BBMP e-Khata

98.4% Accuracy in Kannada-English Name Matching for Property Records

The Bruhat Bengaluru Mahanagara Palike (BBMP), Bengaluru's municipal corporation managing 2.2 million properties, transformed property record reconciliation by implementing an AI-powered Kannada-English name matching engine that achieved 98.4% accuracy, identified 300,000 previously unmatched properties, and reduced manual verification workload by 80% through domain-specific small language models and the Antarakshar/Apsara-Antara transliteration datasets. 


Open book against a lemon patterned wallpaper.

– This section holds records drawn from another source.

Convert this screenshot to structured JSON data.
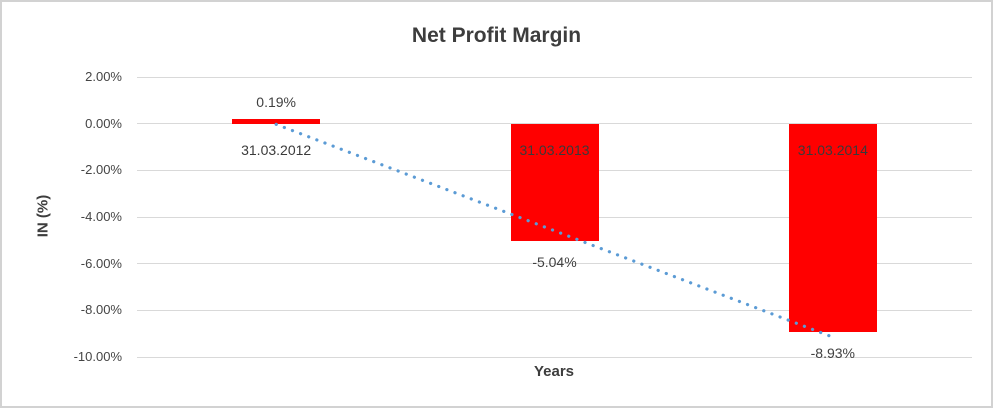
{
  "chart_data": {
    "type": "bar",
    "title": "Net Profit Margin",
    "xlabel": "Years",
    "ylabel": "IN (%)",
    "categories": [
      "31.03.2012",
      "31.03.2013",
      "31.03.2014"
    ],
    "values": [
      0.19,
      -5.04,
      -8.93
    ],
    "value_labels": [
      "0.19%",
      "-5.04%",
      "-8.93%"
    ],
    "ylim": [
      -10,
      2
    ],
    "yticks": [
      {
        "value": 2,
        "label": "2.00%"
      },
      {
        "value": 0,
        "label": "0.00%"
      },
      {
        "value": -2,
        "label": "-2.00%"
      },
      {
        "value": -4,
        "label": "-4.00%"
      },
      {
        "value": -6,
        "label": "-6.00%"
      },
      {
        "value": -8,
        "label": "-8.00%"
      },
      {
        "value": -10,
        "label": "-10.00%"
      }
    ],
    "grid": true,
    "gridline_color": "#d9d9d9",
    "bar_color": "#ff0000",
    "legend_position": "none",
    "trendline": {
      "type": "linear",
      "style": "dotted",
      "color": "#5b9bd5",
      "start_value": -0.03,
      "end_value": -9.15
    }
  }
}
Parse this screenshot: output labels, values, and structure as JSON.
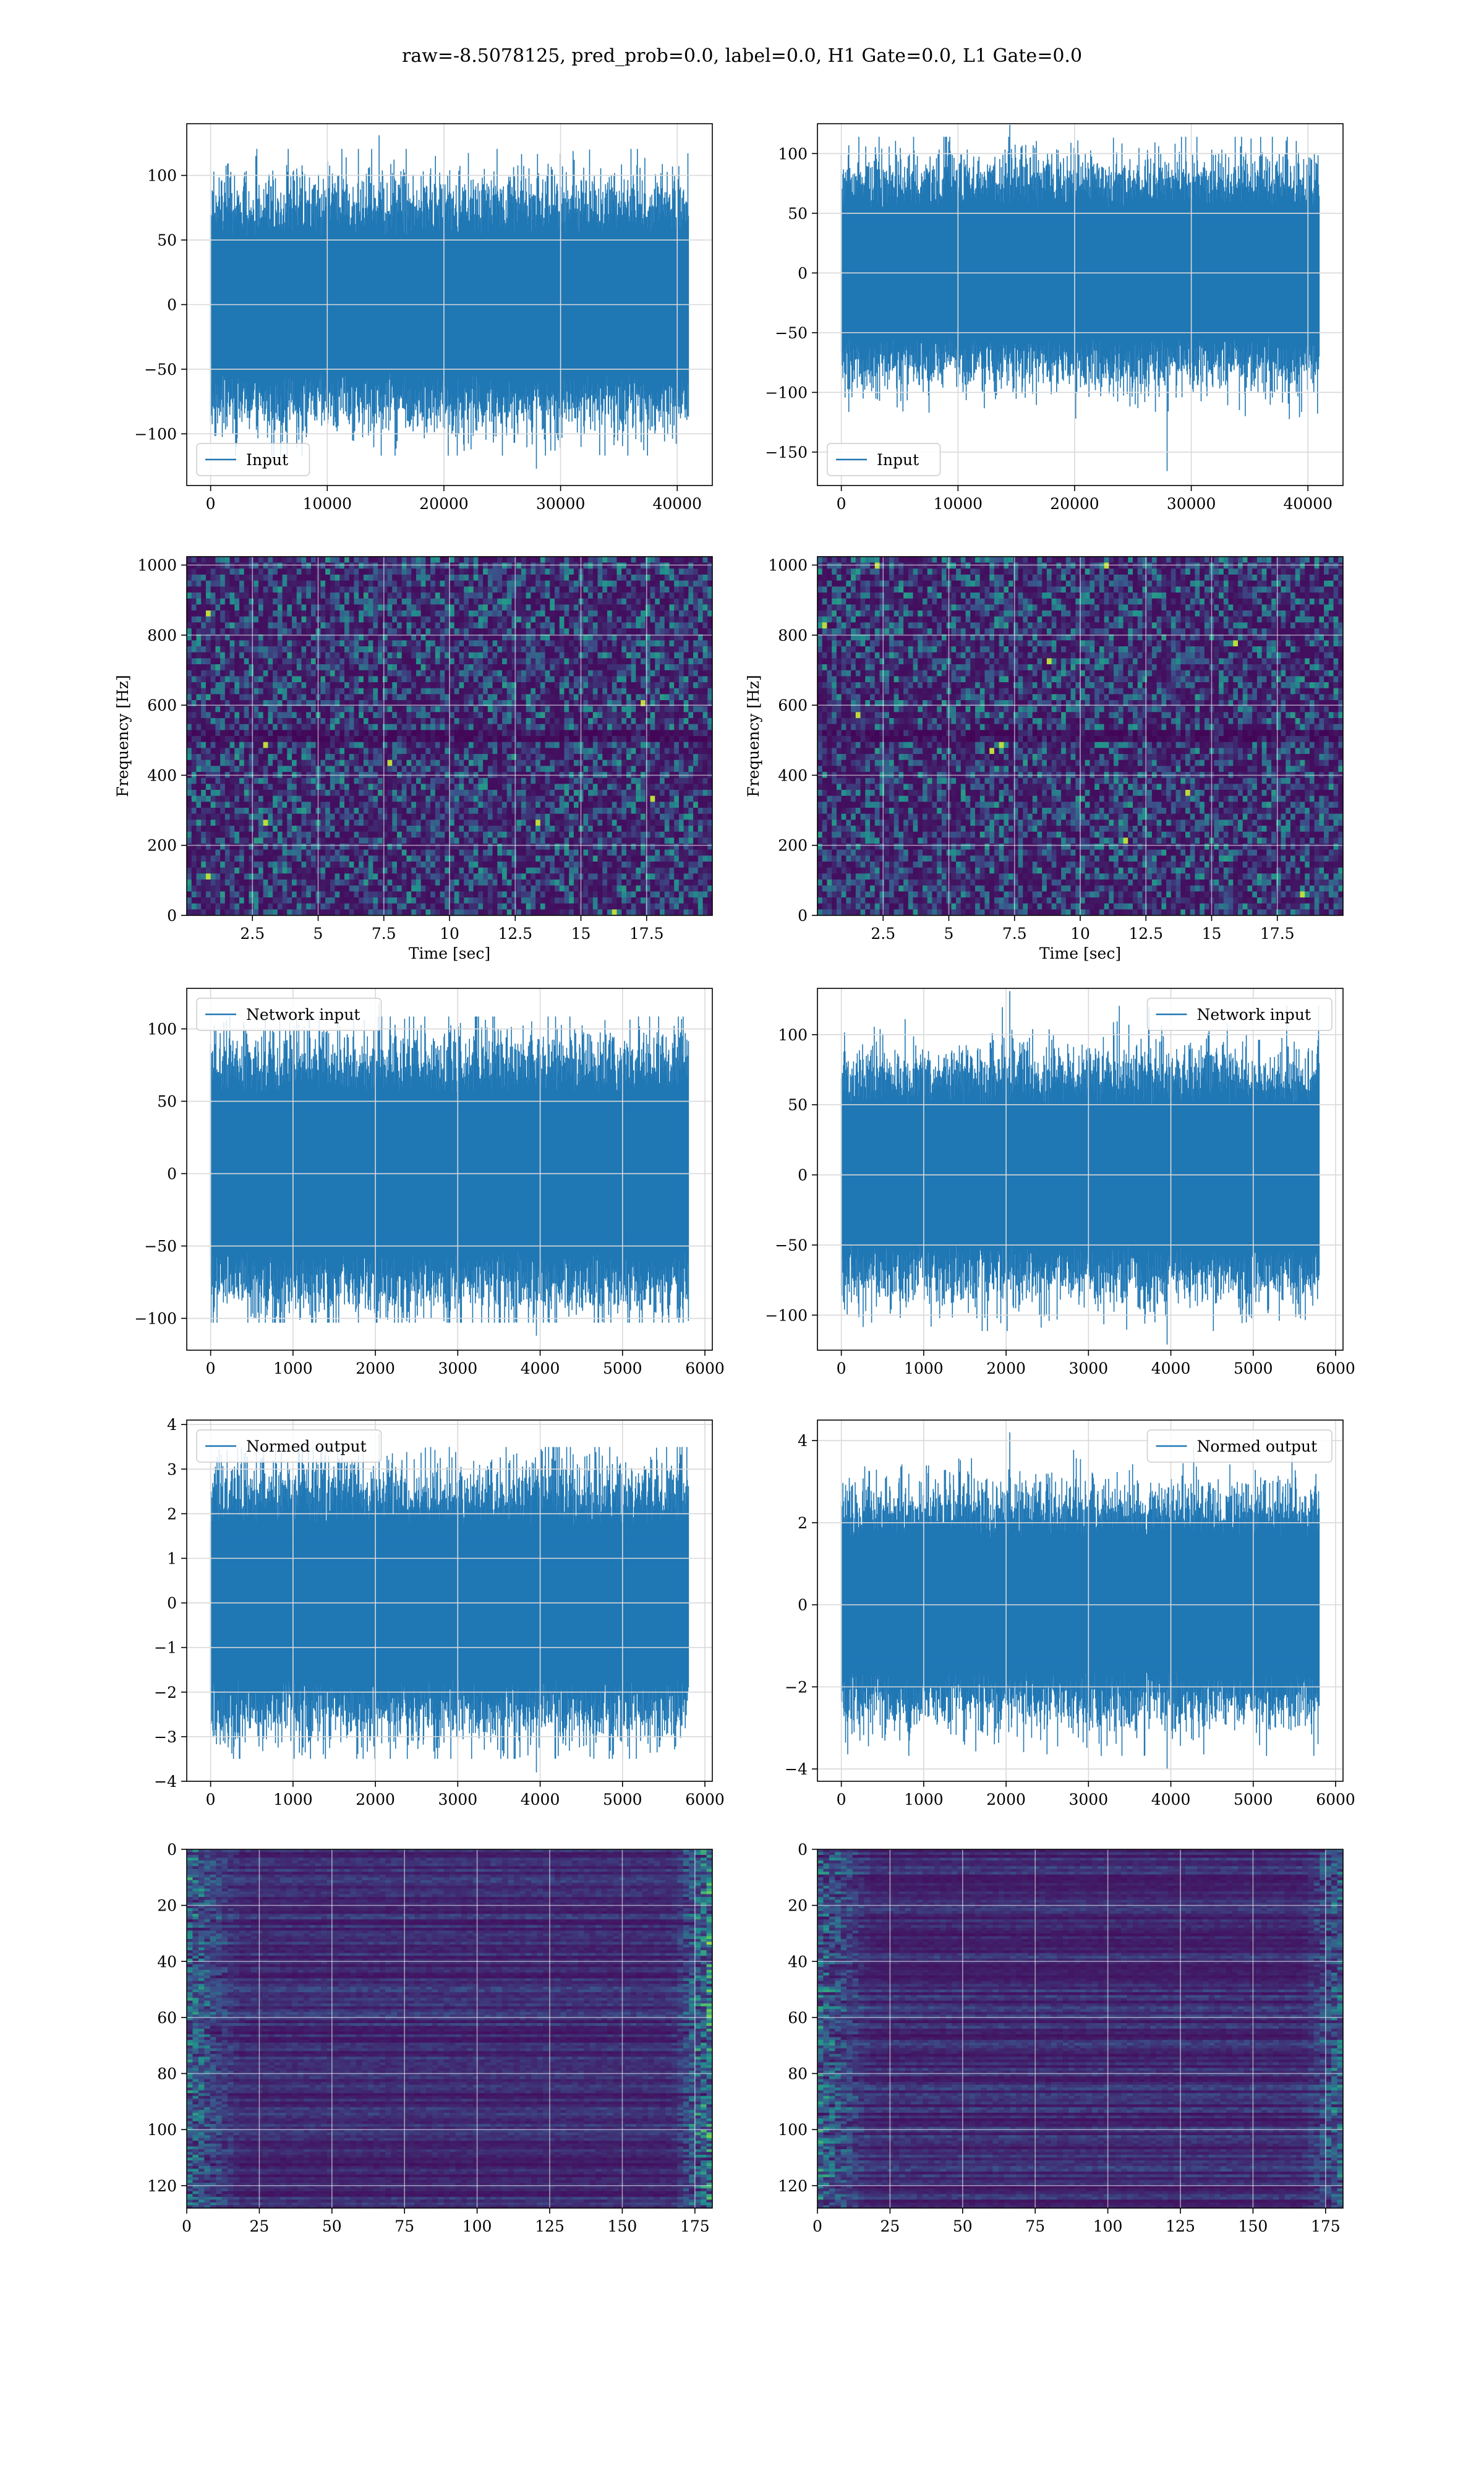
{
  "figure": {
    "title": "raw=-8.5078125, pred_prob=0.0, label=0.0, H1 Gate=0.0, L1 Gate=0.0"
  },
  "chart_data": [
    {
      "id": "input-h1",
      "type": "line",
      "legend": "Input",
      "legend_loc": "lower-left",
      "xlim": [
        -2048,
        43008
      ],
      "ylim": [
        -140,
        140
      ],
      "xticks": [
        0,
        10000,
        20000,
        30000,
        40000
      ],
      "yticks": [
        -100,
        -50,
        0,
        50,
        100
      ],
      "grid": true,
      "color": "#1f77b4",
      "signal": {
        "n": 40960,
        "amplitude": 28,
        "peak_max": 131,
        "peak_min": -127
      }
    },
    {
      "id": "input-l1",
      "type": "line",
      "legend": "Input",
      "legend_loc": "lower-left",
      "xlim": [
        -2048,
        43008
      ],
      "ylim": [
        -178,
        125
      ],
      "xticks": [
        0,
        10000,
        20000,
        30000,
        40000
      ],
      "yticks": [
        -150,
        -100,
        -50,
        0,
        50,
        100
      ],
      "grid": true,
      "color": "#1f77b4",
      "signal": {
        "n": 40960,
        "amplitude": 28,
        "peak_max": 124,
        "peak_min": -166
      }
    },
    {
      "id": "spectrogram-h1",
      "type": "heatmap",
      "xlabel": "Time [sec]",
      "ylabel": "Frequency [Hz]",
      "xlim": [
        0,
        20
      ],
      "ylim": [
        0,
        1024
      ],
      "xticks": [
        2.5,
        5.0,
        7.5,
        10.0,
        12.5,
        15.0,
        17.5
      ],
      "yticks": [
        0,
        200,
        400,
        600,
        800,
        1000
      ],
      "grid": true,
      "colormap": "viridis"
    },
    {
      "id": "spectrogram-l1",
      "type": "heatmap",
      "xlabel": "Time [sec]",
      "ylabel": "Frequency [Hz]",
      "xlim": [
        0,
        20
      ],
      "ylim": [
        0,
        1024
      ],
      "xticks": [
        2.5,
        5.0,
        7.5,
        10.0,
        12.5,
        15.0,
        17.5
      ],
      "yticks": [
        0,
        200,
        400,
        600,
        800,
        1000
      ],
      "grid": true,
      "colormap": "viridis"
    },
    {
      "id": "network-input-h1",
      "type": "line",
      "legend": "Network input",
      "legend_loc": "upper-left",
      "xlim": [
        -290,
        6090
      ],
      "ylim": [
        -122,
        128
      ],
      "xticks": [
        0,
        1000,
        2000,
        3000,
        4000,
        5000,
        6000
      ],
      "yticks": [
        -100,
        -50,
        0,
        50,
        100
      ],
      "grid": true,
      "color": "#1f77b4",
      "signal": {
        "n": 5800,
        "amplitude": 28,
        "peak_max": 118,
        "peak_min": -112
      }
    },
    {
      "id": "network-input-l1",
      "type": "line",
      "legend": "Network input",
      "legend_loc": "upper-right",
      "xlim": [
        -290,
        6090
      ],
      "ylim": [
        -125,
        133
      ],
      "xticks": [
        0,
        1000,
        2000,
        3000,
        4000,
        5000,
        6000
      ],
      "yticks": [
        -100,
        -50,
        0,
        50,
        100
      ],
      "grid": true,
      "color": "#1f77b4",
      "signal": {
        "n": 5800,
        "amplitude": 26,
        "peak_max": 131,
        "peak_min": -121
      }
    },
    {
      "id": "normed-output-h1",
      "type": "line",
      "legend": "Normed output",
      "legend_loc": "upper-left",
      "xlim": [
        -290,
        6090
      ],
      "ylim": [
        -4,
        4.1
      ],
      "xticks": [
        0,
        1000,
        2000,
        3000,
        4000,
        5000,
        6000
      ],
      "yticks": [
        -4,
        -3,
        -2,
        -1,
        0,
        1,
        2,
        3,
        4
      ],
      "grid": true,
      "color": "#1f77b4",
      "signal": {
        "n": 5800,
        "amplitude": 0.9,
        "peak_max": 3.8,
        "peak_min": -3.8
      }
    },
    {
      "id": "normed-output-l1",
      "type": "line",
      "legend": "Normed output",
      "legend_loc": "upper-right",
      "xlim": [
        -290,
        6090
      ],
      "ylim": [
        -4.3,
        4.5
      ],
      "xticks": [
        0,
        1000,
        2000,
        3000,
        4000,
        5000,
        6000
      ],
      "yticks": [
        -4,
        -2,
        0,
        2,
        4
      ],
      "grid": true,
      "color": "#1f77b4",
      "signal": {
        "n": 5800,
        "amplitude": 0.85,
        "peak_max": 4.2,
        "peak_min": -4.0
      }
    },
    {
      "id": "feature-map-h1",
      "type": "heatmap",
      "xlim": [
        0,
        181
      ],
      "ylim": [
        128,
        0
      ],
      "xticks": [
        0,
        25,
        50,
        75,
        100,
        125,
        150,
        175
      ],
      "yticks": [
        0,
        20,
        40,
        60,
        80,
        100,
        120
      ],
      "grid": true,
      "colormap": "viridis"
    },
    {
      "id": "feature-map-l1",
      "type": "heatmap",
      "xlim": [
        0,
        181
      ],
      "ylim": [
        128,
        0
      ],
      "xticks": [
        0,
        25,
        50,
        75,
        100,
        125,
        150,
        175
      ],
      "yticks": [
        0,
        20,
        40,
        60,
        80,
        100,
        120
      ],
      "grid": true,
      "colormap": "viridis"
    }
  ]
}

Industry: Government & Urban Administration / E-Governance 

Market Size: India's e-governance market reached $1.5 billion in 2024 and is projected to grow to $5.5 billion by 2035 at 12.5% CAGR, driven by digital identity initiatives, data-driven policymaking, and mobile governance solutions[1]. The broader global e-government market was valued at $50.1 billion in 2024 and is expected to reach $90.9 billion by 2033 at 7.5% CAGR[2]. Property tax digitization has emerged as a critical component of urban revenue management, with India's Digital India Land Records Modernization Programme (DILRMP) achieving 95% computerization of land records covering 626,000 villages and 68% digitization of cadastral maps[3]. Urban local bodies across India are increasingly adopting AI-driven solutions for property tax assessment, collection, and citizen service delivery to address revenue leakages and enhance transparency in municipal governance. 

Technology Stack: 

Domain-specific Small Language Models (SLMs) 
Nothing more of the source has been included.